#  >  > E-Commerce, Social Media and Online Marketing >  >  > Ecommerce and Online Marketing >  >  > Payment Processing >  >  Create paypal account as a different country?

## Jay

I have Malaysian paypal account. But they don't provide personal payment facility. It made me consider going to another country paypal. Which is the best?

Singapore
Philippines

Thanks!

----------


## Beacon

> I have Malaysian paypal account. But they don't provide personal payment facility. It made me consider going to another country paypal. Which is the best?
> Singapore
> Philippines
> Thanks!


If you want to get it from APAC countries then go with Singapore PayPal. But, ready for grey hat to have a stealth account then try UK account, you'll get good perks when the account is turning as one hell of a good reputed personal/business account.

----------


## Jay

> If you want to get it from APAC countries then go with Singapore PayPal. But, ready for grey hat to have a stealth account then try UK account, you'll get good perks when the account is turning as one hell of a good reputed personal/business account.


Does Singapore paypal allows personal payment?

----------


## thiru

Create US/CA PayPal if you can extra spend 3-4$ for UK/CA mobile number.

----------


## Beacon

> Create US/CA PayPal if you can extra spend 3-4$ for UK/CA mobile number.

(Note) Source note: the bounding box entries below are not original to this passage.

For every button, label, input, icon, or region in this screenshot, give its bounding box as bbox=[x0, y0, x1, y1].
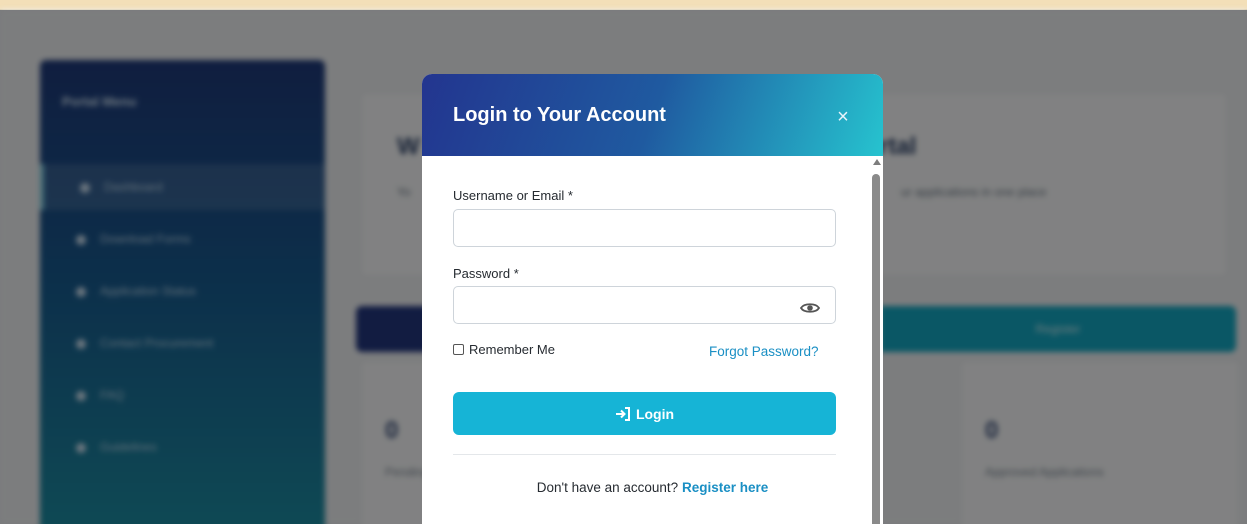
close-icon: × bbox=[837, 106, 849, 128]
login-button[interactable]: Login bbox=[453, 392, 836, 435]
sign-in-icon bbox=[615, 406, 630, 421]
eye-icon[interactable] bbox=[798, 296, 822, 320]
register-prompt: Don't have an account? Register here bbox=[422, 480, 883, 495]
register-link[interactable]: Register here bbox=[682, 480, 768, 495]
close-button[interactable]: × bbox=[828, 102, 858, 132]
scroll-thumb[interactable] bbox=[872, 174, 880, 524]
modal-body: Username or Email * Password * Remember … bbox=[422, 156, 883, 524]
modal-header: Login to Your Account × bbox=[422, 74, 883, 156]
remember-me-label: Remember Me bbox=[469, 342, 555, 357]
login-modal: Login to Your Account × Username or Emai… bbox=[422, 74, 883, 524]
username-label: Username or Email * bbox=[453, 188, 573, 203]
password-input[interactable] bbox=[453, 286, 836, 324]
login-button-label: Login bbox=[635, 405, 675, 422]
username-input[interactable] bbox=[453, 209, 836, 247]
browser-top-strip bbox=[0, 0, 1247, 10]
scroll-up-arrow-icon[interactable] bbox=[873, 159, 881, 165]
register-prompt-text: Don't have an account? bbox=[536, 480, 679, 495]
divider bbox=[453, 454, 836, 455]
checkbox-box[interactable] bbox=[453, 344, 464, 355]
modal-title: Login to Your Account bbox=[453, 104, 666, 126]
remember-me-checkbox[interactable]: Remember Me bbox=[453, 342, 555, 357]
modal-scrollbar[interactable] bbox=[870, 156, 883, 524]
password-label: Password * bbox=[453, 266, 519, 281]
forgot-password-link[interactable]: Forgot Password? bbox=[709, 344, 819, 359]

Getting VCC verified paypal isn't a problem! The problem will starts when the account got limited with big amounts (:, Gone are the days like submitting fake proof's, from 2017 paypal use different advanced technologies to verify the image correlation ratio and its authenticity connecting with multiple FinTech and Public API's. 

My suggestion is try to get a legit account through Singapore or other allowed APAC countries instead of EU,USA.

----------